Thank you so much for your great teaching in the forum.  Had I found WR earlier, I would have gained high proficiency in English by now.

Thank you very much.
Emp


----------



## Loob

Can you give us an example of the sort of thing you're concerned about, Emp?


----------



## Englishmypassion

Thank you, Loob.

Umm, I'll have to make up one here. If I need to quote anonymous on a complex sentence, I'll do that later, after going through some threads.

Example:
Most numeral determiners, including some, work in this context. 

You know, the word "some" needs to be marked off in the preceding sentence:"some"/'some'/_some_. (I perasonally prefer inverted commas/quote marks to italics in such cases because they are easier to notice as well as to use.)


----------



## ewie

I sympathize and agree with you, Honourable EMP

(At the risk of hijacking your thread, I also wish native speakers were more diligent in *proofreading* their own posts, rather than sending them out into the world with very basic but potentially catastrophic blunders e.g. [made up, combining your beef with mine] "There's no doubting that if it's the best word here though you could also use whether."  Learners must unnecessarily spend hours puzzling over things like this)


----------



## Englishmypassion

ewie said:


> I sympathize and agree with you, Honourable EMP
> (At the risk of hijacking your thread, I also wish native speakers were more diligent in *proofreading* their own posts, rather than sending them out into the world with very basic but potentially catastrophic blunders
> ... Learners must unnecessarily spend hours puzzling over things like this)

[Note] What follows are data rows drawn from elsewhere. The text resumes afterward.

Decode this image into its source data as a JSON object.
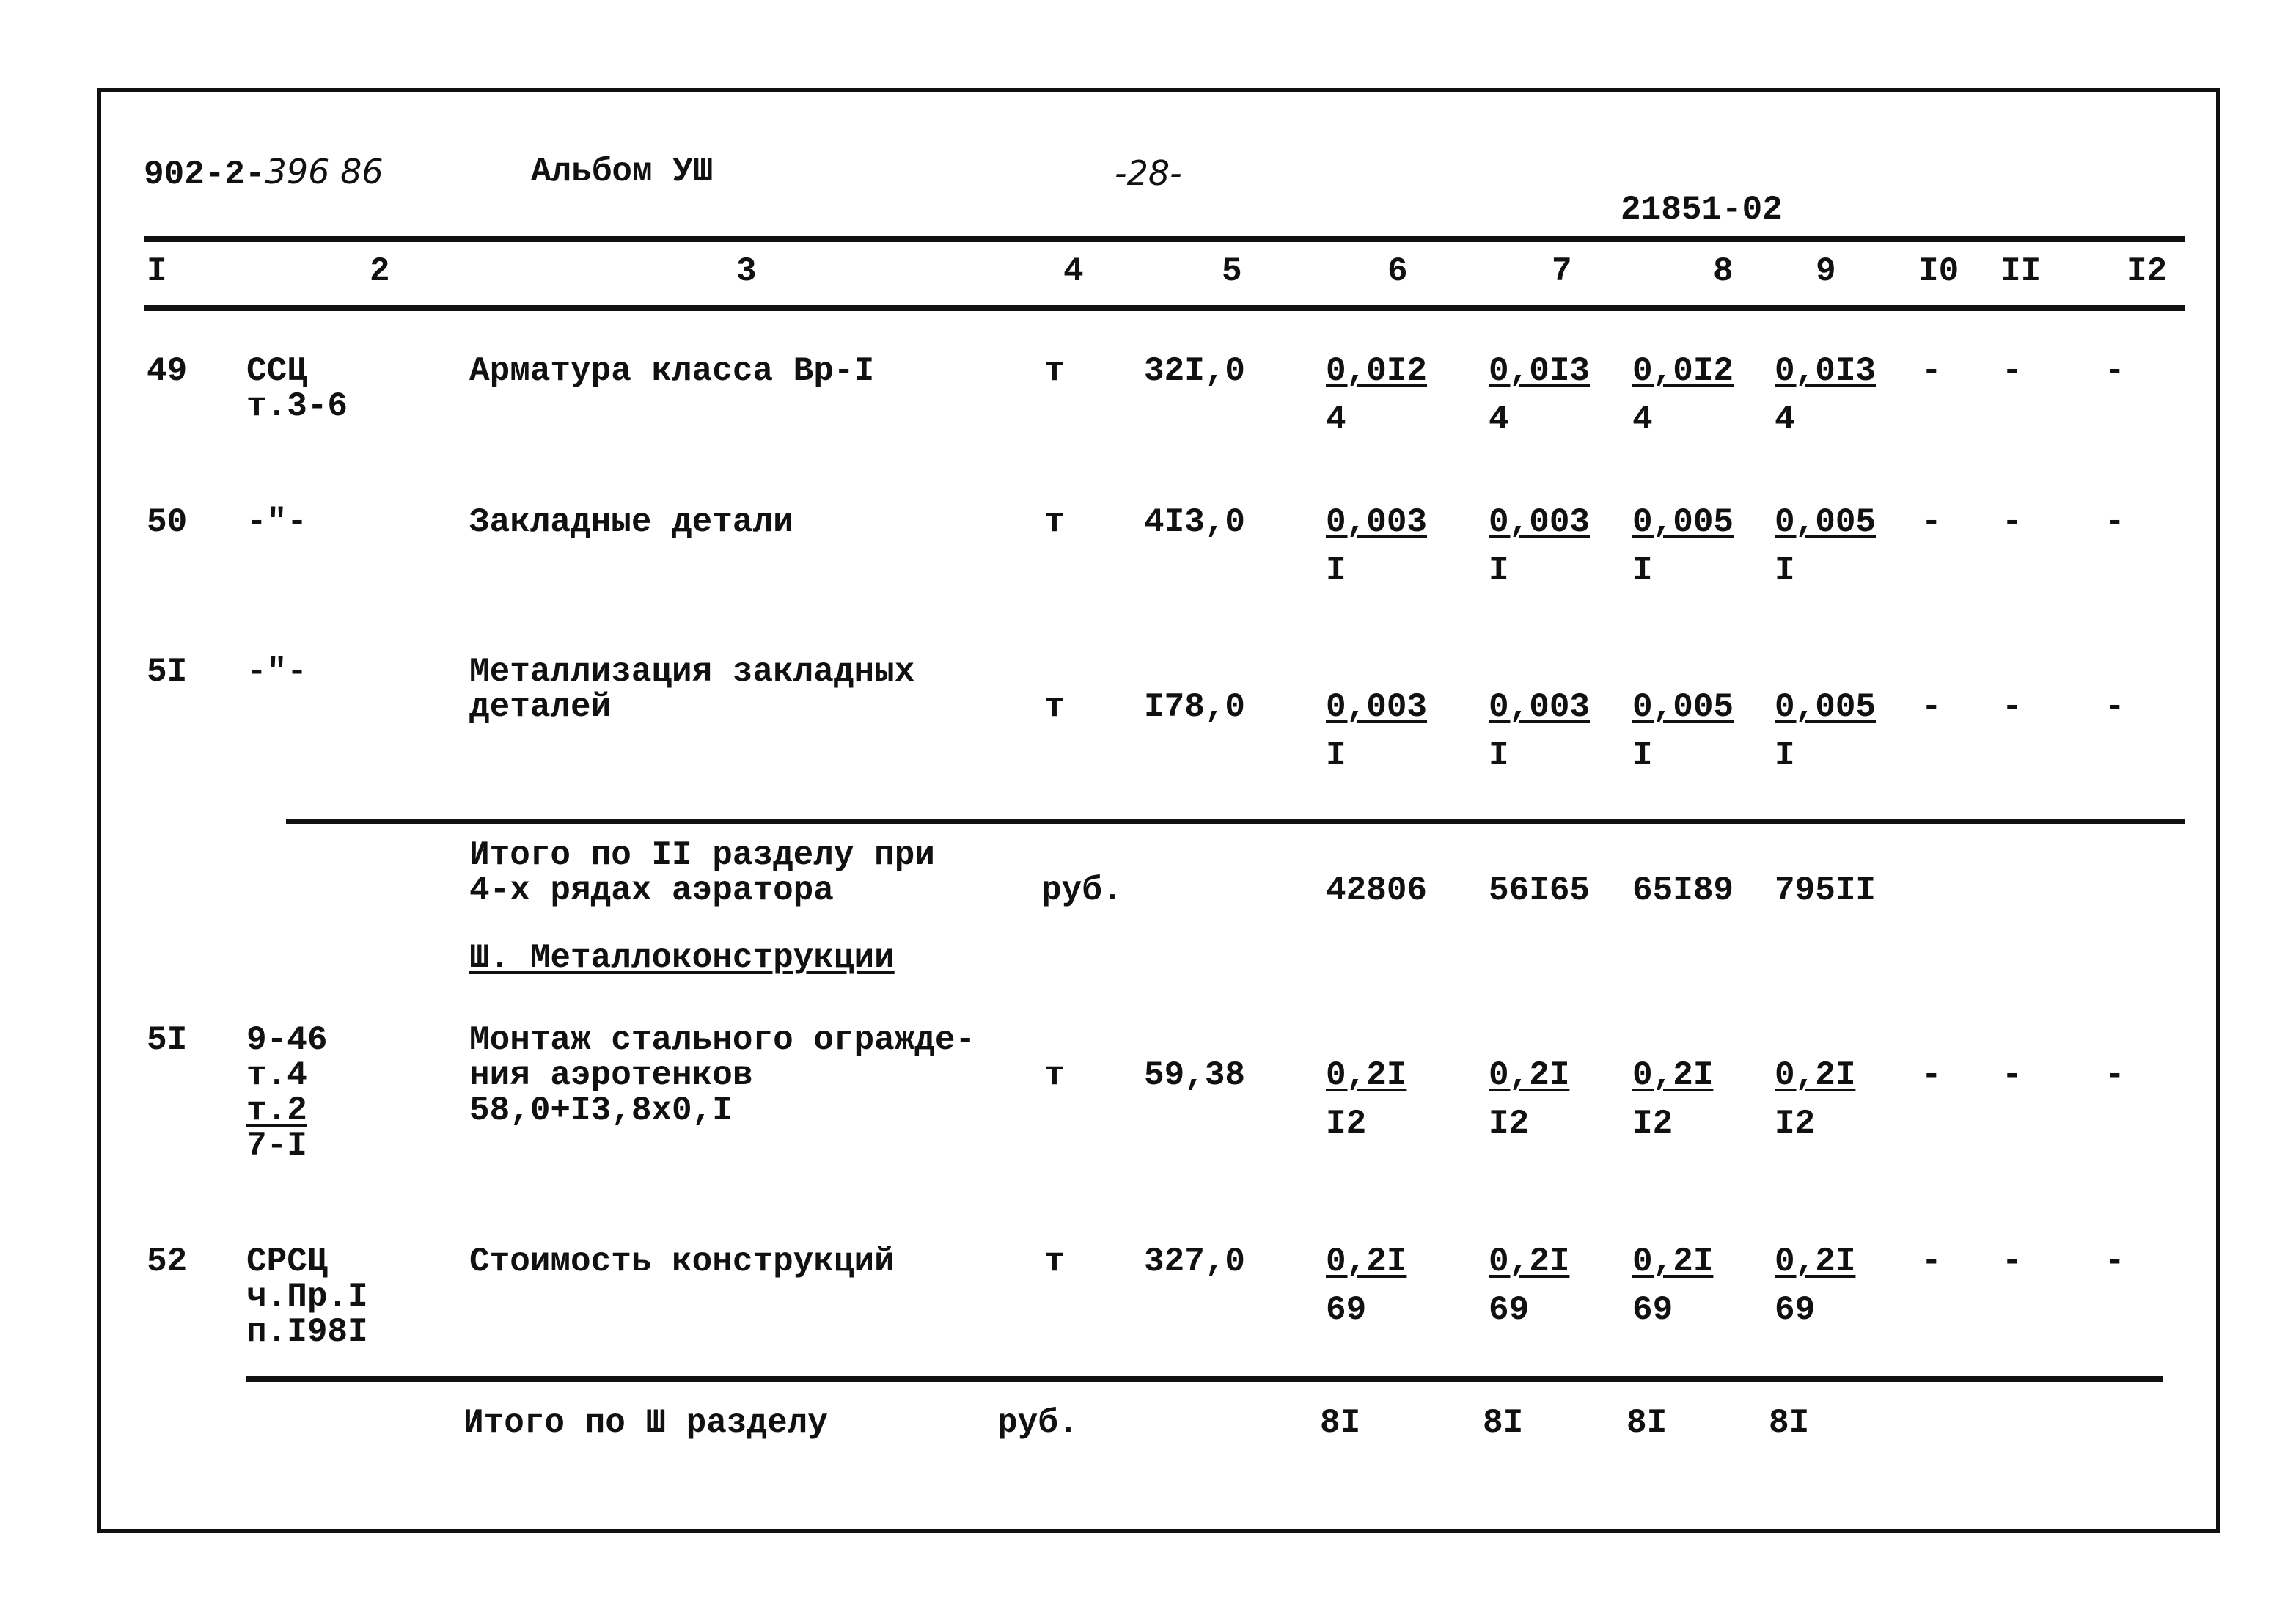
{
  "header": {
    "doc_code": "902-2-",
    "doc_code_hand": "396 86",
    "album": "Альбом УШ",
    "page": "-28-",
    "stamp": "21851-02"
  },
  "columns": [
    "I",
    "2",
    "3",
    "4",
    "5",
    "6",
    "7",
    "8",
    "9",
    "I0",
    "II",
    "I2"
  ],
  "rows": [
    {
      "num": "49",
      "ref": [
        "ССЦ",
        "т.3-6"
      ],
      "name": [
        "Арматура класса Вр-I"
      ],
      "unit": "т",
      "qty": "32I,0",
      "vals": [
        [
          "0,0I2",
          "4"
        ],
        [
          "0,0I3",
          "4"
        ],
        [
          "0,0I2",
          "4"
        ],
        [
          "0,0I3",
          "4"
        ]
      ],
      "dashes": [
        "-",
        "-",
        "-"
      ]
    },
    {
      "num": "50",
      "ref": [
        "-\"-"
      ],
      "name": [
        "Закладные детали"
      ],
      "unit": "т",
      "qty": "4I3,0",
      "vals": [
        [
          "0,003",
          "I"
        ],
        [
          "0,003",
          "I"
        ],
        [
          "0,005",
          "I"
        ],
        [
          "0,005",
          "I"
        ]
      ],
      "dashes": [
        "-",
        "-",
        "-"
      ]
    },
    {
      "num": "5I",
      "ref": [
        "-\"-"
      ],
      "name": [
        "Металлизация закладных",
        "деталей"
      ],
      "unit": "т",
      "qty": "I78,0",
      "vals": [
        [
          "0,003",
          "I"
        ],
        [
          "0,003",
          "I"
        ],
        [
          "0,005",
          "I"
        ],
        [
          "0,005",
          "I"
        ]
      ],
      "dashes": [
        "-",
        "-",
        "-"
      ]
    }
  ],
  "total_2": {
    "name": [
      "Итого по II разделу при",
      "4-х рядах аэратора"
    ],
    "unit": "руб.",
    "vals": [
      "42806",
      "56I65",
      "65I89",
      "795II"
    ]
  },
  "section_3_title": "Ш. Металлоконструкции",
  "rows_3": [
    {
      "num": "5I",
      "ref": [
        "9-46",
        "т.4",
        "т.2",
        "7-I"
      ],
      "name": [
        "Монтаж стального огражде-",
        "ния аэротенков",
        "58,0+I3,8х0,I"
      ],
      "unit": "т",
      "qty": "59,38",
      "vals": [
        [
          "0,2I",
          "I2"
        ],
        [
          "0,2I",
          "I2"
        ],
        [
          "0,2I",
          "I2"
        ],
        [
          "0,2I",
          "I2"
        ]
      ],
      "dashes": [
        "-",
        "-",
        "-"
      ]
    },
    {
      "num": "52",
      "ref": [
        "СРСЦ",
        "ч.Пр.I",
        "п.I98I"
      ],
      "name": [
        "Стоимость конструкций"
      ],
      "unit": "т",
      "qty": "327,0",
      "vals": [
        [
          "0,2I",
          "69"
        ],
        [
          "0,2I",
          "69"
        ],
        [
          "0,2I",
          "69"
        ],
        [
          "0,2I",
          "69"
        ]
      ],
      "dashes": [
        "-",
        "-",
        "-"
      ]
    }
  ],
  "total_3": {
    "name": "Итого по Ш разделу",
    "unit": "руб.",
    "vals": [
      "8I",
      "8I",
      "8I",
      "8I"
    ]
  }
}
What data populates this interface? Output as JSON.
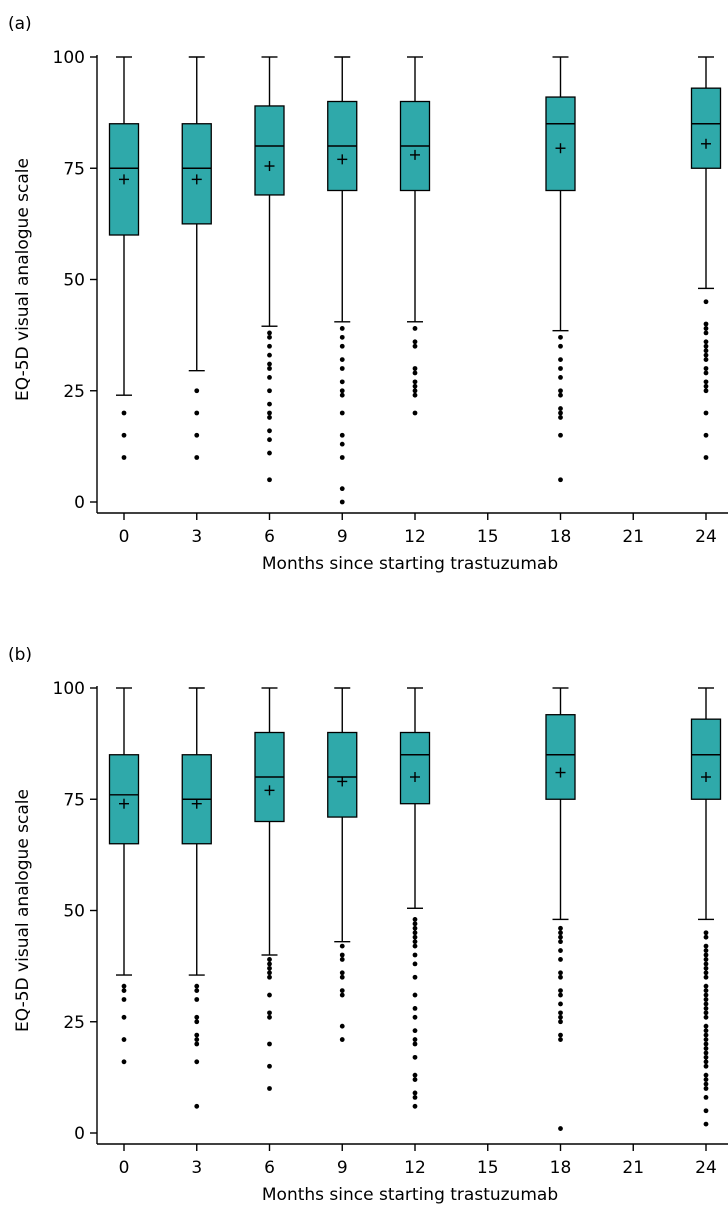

Thanks a lot, ewie. But I'm just a very humble learner. 
You've made a very valid point. I wholeheartedly agree with you. And you've given an excellent example.


----------



## Loob

I agree that there may be a problem here.  But how do you suggest we resolve the problem, Emp?


----------



## Englishmypassion

Umm, I hardly ever have solutions, only problems. But I think the following can solve the problem: 
1. I hope most of the honourable members who answer questions regularly will read this thread and keep the request in mind while answering. I am very sure they all want to give their best to help learners. Hence, my posting this thread here.
2. Those who read this thread can convey the message to everybody in the forum by having a signatue like "Please never forget to mark off words being discussed. It helps learners/us to easily understand what you mean." 
(3. Those who answer questions regularly can be sent personal messages, by moderators, I guess, requesting them to keep that in mind. Or can moderators do it using some other method?) 
I am not sure how practical the third one is.


Thank you.


----------



## Dan2

Thanks for bringing this up, EMP.  Failing to set off words that are under discussion is something I see a lot and can make posts much more difficult to follow than they would otherwise be.  (For ex., "Is it important to include here?" in place of "Is 'it' important to include here?" or "Is it important to include 'here'?".)

I think moderators should step in, make the necessary corrections (just as they do, for ex., in the case of failure to capitalize or of "SMS-speak"), and say "Please properly set off words under discussion."  I've been mod-corrected for using the extremely common abbreviation "OTOH"; surely the failure to "set off" is at least as serious.


----------



## Englishmypassion

You are welcome, Dan2. I fully agree with you. The examples you have given are really great. I hope most active members read this thread. 
Thanks.


----------